General - This is a reading problem. Reading it fast once, you start to think about lazy list evaluations. Reading it a second time slow(er), you realize that there is an easy way to calculate the solution, because the minutes you need to wait is the remainder of the departure time by the bus id.

Part 1 - Find the minimum and calculate the solution.

Part 2 - We have a system of equations along the lines of ...

mod x b0 = 0 mod x+1 b1 = 0 ... mod x+n bn = 0

We are looking for the smallest x to make this system work.

The first idea would be to try all numbers until all equations work, but ... this will take a long time. An optimization would be to only try the numbers that we get from the first equation.

The next optimisation is to pick the equation that is most selective (the max of all bus ids).

But (not too surprsingly) this works for the testcases, but not to solve the problem.

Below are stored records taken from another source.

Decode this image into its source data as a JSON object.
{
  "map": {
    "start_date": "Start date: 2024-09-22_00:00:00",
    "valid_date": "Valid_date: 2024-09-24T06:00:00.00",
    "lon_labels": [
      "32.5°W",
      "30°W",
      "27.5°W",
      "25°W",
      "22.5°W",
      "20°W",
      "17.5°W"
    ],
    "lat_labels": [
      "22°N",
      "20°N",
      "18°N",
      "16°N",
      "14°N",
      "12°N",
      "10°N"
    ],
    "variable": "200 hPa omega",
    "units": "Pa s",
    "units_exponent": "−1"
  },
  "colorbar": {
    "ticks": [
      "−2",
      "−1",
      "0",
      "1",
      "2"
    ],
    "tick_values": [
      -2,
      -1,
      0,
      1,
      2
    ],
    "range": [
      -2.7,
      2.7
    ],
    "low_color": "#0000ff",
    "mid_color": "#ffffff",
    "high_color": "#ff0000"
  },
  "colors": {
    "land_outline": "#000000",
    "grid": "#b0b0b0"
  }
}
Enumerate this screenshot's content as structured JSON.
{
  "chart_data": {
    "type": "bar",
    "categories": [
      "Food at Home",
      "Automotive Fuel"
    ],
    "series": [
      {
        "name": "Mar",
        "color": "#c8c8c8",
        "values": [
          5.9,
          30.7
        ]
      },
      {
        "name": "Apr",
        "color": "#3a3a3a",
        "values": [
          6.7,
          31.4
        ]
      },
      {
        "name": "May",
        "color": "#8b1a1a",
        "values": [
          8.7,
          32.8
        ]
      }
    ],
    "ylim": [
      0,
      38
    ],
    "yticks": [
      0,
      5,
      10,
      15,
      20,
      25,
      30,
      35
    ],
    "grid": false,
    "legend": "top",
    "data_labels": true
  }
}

Next step is to realize that the system above can be solved using the Chinese Remainder Algorithm. But for that we need to restructure the system to ...

mod x b0 = b0-0 mod x b1 = b1-1 ... mod x bn = bn-n

(Conveniently) The input for the chineseRemainder is the list of [(b0, b0-0), (b1, b1-1), ...] pairs.

But then you realize that you found a solution for the system, but not the smallest one. You can get the smallest solution by caluculating the mod of the chineseRemainder and the product of all moduli.

That's it.